Wally and I didn't become friends right away; he had a close circle of co-conspirators already, The MUGGs, and besides, his brother Larry was my older brother's best friend, so he obviously couldn't be trusted. It took me a few weeks to figure out that Wally and Larry might be related, and finally I asked him. He replied "don't hold it against me!"
We all survived high school together, along with a few others, most notably the other one whose birthday I mentioned earlier but ignored when it went by, my playwright friend Kevin, posessor of the sickest mind I know.
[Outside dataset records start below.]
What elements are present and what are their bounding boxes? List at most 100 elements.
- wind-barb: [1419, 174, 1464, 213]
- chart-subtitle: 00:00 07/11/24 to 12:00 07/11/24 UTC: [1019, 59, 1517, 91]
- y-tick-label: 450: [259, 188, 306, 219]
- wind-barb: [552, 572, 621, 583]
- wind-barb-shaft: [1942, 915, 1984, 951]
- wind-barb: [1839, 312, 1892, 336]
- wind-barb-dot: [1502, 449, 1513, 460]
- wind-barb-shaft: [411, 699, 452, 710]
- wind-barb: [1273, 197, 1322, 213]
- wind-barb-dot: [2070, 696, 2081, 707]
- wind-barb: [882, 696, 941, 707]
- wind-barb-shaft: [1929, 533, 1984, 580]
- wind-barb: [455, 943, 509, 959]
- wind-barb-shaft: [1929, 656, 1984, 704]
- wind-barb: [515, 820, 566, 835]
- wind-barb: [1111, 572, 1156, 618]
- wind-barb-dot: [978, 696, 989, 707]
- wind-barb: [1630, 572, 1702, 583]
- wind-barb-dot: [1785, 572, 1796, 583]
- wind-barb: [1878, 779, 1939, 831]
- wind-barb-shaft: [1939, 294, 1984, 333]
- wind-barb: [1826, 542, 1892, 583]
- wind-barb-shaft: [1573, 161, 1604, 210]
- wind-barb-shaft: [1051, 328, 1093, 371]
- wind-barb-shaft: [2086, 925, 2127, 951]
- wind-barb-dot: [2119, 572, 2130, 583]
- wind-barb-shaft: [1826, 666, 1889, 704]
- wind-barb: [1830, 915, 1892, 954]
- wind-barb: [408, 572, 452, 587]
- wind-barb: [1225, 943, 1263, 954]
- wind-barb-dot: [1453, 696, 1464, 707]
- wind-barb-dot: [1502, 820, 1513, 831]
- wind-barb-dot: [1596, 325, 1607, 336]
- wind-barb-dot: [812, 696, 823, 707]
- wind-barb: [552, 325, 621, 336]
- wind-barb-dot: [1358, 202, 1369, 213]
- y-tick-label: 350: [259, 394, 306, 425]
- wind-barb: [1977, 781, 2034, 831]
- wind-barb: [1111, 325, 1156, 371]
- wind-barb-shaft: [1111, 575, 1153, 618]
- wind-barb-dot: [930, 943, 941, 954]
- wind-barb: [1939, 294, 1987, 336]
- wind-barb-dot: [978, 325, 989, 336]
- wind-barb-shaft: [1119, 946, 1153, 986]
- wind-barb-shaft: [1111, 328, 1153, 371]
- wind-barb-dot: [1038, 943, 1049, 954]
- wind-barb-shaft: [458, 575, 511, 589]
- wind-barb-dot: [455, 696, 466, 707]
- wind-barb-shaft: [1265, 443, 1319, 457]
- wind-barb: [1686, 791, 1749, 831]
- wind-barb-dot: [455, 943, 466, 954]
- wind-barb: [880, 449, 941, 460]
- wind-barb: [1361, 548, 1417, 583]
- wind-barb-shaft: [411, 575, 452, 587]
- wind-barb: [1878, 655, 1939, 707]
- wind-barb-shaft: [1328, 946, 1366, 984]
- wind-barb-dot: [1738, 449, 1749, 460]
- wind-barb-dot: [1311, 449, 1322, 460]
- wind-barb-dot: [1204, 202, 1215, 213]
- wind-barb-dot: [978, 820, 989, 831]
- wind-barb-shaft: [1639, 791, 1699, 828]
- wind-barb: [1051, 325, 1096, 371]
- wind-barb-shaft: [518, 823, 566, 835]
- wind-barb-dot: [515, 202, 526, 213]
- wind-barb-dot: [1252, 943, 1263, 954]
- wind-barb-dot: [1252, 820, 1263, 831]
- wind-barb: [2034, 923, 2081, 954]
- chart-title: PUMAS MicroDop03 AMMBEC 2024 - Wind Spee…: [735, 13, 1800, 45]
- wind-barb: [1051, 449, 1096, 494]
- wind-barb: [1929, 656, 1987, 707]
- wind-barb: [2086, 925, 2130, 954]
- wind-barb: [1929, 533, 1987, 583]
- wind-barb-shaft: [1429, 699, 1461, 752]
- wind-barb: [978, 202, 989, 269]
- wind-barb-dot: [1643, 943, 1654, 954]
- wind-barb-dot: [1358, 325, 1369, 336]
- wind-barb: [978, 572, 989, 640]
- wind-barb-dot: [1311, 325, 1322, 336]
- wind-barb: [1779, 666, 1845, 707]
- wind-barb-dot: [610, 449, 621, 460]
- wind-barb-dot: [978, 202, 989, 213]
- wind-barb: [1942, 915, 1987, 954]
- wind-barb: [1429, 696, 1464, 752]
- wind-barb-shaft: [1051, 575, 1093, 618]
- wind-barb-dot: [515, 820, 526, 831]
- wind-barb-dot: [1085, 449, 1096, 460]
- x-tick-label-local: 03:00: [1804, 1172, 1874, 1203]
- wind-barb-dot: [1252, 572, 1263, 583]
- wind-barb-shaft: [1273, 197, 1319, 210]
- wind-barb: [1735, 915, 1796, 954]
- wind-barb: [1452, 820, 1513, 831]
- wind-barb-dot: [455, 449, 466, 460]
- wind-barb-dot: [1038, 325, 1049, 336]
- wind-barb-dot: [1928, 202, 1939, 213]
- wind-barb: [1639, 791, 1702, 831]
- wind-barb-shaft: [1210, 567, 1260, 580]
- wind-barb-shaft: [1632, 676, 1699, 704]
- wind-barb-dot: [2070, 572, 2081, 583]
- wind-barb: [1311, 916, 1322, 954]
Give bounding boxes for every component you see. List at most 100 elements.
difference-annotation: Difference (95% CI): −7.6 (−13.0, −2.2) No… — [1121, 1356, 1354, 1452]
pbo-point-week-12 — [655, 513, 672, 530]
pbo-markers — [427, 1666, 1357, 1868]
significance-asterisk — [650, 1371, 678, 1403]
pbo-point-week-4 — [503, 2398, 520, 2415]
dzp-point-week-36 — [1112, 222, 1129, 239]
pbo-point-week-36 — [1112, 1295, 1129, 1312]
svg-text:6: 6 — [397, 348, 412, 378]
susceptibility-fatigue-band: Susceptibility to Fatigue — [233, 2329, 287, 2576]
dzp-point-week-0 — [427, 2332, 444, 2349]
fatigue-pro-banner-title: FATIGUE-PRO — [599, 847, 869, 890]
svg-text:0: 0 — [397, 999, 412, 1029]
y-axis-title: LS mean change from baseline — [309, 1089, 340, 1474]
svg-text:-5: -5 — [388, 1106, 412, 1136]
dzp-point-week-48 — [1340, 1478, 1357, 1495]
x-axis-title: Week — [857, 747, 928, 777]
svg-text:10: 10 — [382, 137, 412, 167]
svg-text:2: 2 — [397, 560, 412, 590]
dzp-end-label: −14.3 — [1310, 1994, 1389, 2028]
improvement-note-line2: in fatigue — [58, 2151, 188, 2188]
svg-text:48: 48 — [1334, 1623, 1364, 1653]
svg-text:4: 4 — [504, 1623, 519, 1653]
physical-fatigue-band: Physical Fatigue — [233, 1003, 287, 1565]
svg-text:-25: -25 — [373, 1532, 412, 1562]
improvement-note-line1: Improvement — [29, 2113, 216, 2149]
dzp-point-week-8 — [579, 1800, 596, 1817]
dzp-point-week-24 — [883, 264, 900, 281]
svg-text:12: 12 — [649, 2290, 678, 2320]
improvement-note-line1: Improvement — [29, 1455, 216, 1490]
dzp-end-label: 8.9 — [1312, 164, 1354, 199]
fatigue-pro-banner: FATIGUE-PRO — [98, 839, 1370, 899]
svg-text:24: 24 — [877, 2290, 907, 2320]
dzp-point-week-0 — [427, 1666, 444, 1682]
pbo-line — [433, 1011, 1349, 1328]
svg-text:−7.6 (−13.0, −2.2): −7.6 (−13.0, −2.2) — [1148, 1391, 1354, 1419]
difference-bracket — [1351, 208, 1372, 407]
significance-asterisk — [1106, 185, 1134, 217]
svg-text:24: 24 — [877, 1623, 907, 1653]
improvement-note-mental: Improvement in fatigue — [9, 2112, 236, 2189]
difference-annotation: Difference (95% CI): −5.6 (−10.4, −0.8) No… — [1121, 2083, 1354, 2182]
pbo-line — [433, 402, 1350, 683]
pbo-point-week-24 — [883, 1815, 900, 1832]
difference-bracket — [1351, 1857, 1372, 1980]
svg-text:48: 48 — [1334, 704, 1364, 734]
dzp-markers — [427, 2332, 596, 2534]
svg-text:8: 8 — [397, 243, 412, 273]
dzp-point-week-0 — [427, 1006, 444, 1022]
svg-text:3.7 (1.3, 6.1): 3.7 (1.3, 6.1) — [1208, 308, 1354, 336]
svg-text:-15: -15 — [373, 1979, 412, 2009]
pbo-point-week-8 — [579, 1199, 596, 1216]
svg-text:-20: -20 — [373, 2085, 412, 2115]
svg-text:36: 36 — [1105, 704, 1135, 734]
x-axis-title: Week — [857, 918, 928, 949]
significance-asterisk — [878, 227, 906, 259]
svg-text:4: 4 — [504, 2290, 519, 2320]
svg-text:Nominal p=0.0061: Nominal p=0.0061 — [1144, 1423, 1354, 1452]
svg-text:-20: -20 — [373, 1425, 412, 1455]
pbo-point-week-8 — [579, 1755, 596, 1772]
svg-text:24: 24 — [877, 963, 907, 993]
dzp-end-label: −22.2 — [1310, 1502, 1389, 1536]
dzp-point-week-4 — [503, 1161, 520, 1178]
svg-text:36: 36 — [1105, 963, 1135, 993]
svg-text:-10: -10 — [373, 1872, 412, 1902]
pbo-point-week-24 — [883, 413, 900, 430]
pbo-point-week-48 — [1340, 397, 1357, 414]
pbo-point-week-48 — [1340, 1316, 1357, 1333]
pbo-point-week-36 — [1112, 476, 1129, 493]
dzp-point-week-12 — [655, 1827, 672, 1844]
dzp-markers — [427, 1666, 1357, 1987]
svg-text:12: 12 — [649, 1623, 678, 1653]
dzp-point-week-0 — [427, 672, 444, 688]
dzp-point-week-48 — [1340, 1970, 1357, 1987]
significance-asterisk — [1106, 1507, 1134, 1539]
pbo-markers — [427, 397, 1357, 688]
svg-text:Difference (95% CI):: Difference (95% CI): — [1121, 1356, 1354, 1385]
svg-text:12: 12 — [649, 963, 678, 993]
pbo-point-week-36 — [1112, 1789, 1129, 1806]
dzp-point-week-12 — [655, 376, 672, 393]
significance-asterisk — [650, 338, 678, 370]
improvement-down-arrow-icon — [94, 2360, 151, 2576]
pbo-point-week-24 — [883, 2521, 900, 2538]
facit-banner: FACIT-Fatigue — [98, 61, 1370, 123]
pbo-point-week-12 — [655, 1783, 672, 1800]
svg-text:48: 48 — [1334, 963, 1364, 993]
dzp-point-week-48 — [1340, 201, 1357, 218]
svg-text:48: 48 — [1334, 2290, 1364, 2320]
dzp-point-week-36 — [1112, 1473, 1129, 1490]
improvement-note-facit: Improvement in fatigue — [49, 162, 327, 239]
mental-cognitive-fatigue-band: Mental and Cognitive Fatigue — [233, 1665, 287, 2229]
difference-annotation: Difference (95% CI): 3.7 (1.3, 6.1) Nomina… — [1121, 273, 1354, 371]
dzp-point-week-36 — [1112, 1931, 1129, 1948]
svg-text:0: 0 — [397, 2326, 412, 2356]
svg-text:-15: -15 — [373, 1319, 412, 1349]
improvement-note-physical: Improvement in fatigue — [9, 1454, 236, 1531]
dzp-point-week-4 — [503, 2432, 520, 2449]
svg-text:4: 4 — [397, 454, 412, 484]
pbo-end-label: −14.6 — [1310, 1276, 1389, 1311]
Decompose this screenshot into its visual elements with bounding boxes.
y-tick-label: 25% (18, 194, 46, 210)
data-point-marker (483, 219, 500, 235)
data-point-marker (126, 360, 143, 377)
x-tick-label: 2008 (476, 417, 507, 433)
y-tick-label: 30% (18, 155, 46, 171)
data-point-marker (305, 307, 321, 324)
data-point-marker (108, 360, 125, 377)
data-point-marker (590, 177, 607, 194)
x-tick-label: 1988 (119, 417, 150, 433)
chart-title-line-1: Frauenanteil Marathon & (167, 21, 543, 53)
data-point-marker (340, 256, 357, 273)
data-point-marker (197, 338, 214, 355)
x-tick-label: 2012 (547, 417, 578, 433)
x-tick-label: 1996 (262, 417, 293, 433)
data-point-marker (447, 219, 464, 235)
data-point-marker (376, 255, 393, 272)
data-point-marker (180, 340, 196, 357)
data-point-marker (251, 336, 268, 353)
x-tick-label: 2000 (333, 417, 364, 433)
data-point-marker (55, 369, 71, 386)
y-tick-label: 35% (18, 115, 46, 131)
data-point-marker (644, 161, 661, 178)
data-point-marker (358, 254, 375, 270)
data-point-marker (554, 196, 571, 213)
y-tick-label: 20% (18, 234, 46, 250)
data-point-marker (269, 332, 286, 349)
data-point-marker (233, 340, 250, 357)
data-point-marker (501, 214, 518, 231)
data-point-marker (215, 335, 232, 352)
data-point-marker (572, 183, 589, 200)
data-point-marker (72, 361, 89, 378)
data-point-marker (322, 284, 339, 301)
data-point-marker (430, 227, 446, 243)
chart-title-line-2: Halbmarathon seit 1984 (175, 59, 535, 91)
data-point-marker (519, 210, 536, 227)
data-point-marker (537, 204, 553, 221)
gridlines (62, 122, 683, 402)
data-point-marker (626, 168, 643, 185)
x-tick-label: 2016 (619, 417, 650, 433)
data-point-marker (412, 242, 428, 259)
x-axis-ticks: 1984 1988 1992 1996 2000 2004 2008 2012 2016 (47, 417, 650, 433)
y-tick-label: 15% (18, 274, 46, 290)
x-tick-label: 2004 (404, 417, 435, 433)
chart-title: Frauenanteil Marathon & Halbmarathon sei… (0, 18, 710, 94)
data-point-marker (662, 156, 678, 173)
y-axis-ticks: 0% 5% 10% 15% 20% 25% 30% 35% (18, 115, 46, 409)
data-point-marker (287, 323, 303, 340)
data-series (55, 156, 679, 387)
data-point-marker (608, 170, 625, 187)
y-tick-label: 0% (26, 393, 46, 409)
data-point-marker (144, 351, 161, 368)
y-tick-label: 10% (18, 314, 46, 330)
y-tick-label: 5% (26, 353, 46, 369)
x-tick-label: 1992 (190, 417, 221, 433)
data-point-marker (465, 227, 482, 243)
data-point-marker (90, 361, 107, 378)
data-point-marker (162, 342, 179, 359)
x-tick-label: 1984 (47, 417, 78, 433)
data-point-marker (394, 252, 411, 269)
Back in high school, Kev wrote a completely twisted musical-comedy about a televised lobotomy, the script to which is in my posession, and I've been threatening for a while to run it at Monkey Spit for your amusement.
Lobotomy!
Life is just a big lobotomy!
Lobotomy!
From my head they took a lot o' me!
Lobotomy!
Several plusses, few minuses!
Lobotomy!
Calms angry fusses, clears sinuses!
...and so on.
One of the high points for us that year was a production of the first act of Tom Stoppard's "Rosenkrantz and Guildenstern Are Dead." Bob played Guildenstern, Wally was Rosenkrantz, Kevin was The Player, and I was Alfred, the boy who played all the girls' parts in the traveling theatre troupe. "...we have an exclusive and uncut performance of 'The Rape of the Sabine Women'... or rather, Woman... or rather, Alfred... get your skirt on, Alfred!" We also did a number of bits from "Beyond the Fringe," a pre-Monty Python example of goofy english humor by Peter Cook, Dudley Moore, Alan Bennett and John Miller. If you don't know who they are, go look them up. You won't be sorry.
These guys have remained my best friends since that theatre class back in 1975, though not always each others. I was in each of their weddings, they were all in mine. I have three decades of stories I could tell, but suffice it to say that getting up on stage with them and throwing silly bits of dialogue back and forth was the first time in my life that I felt like I fit in, like I belonged somewhere. I owe them for that.
Wally, Bob, happy birthday! Kev, sorry I missed yours. Thanks, guys.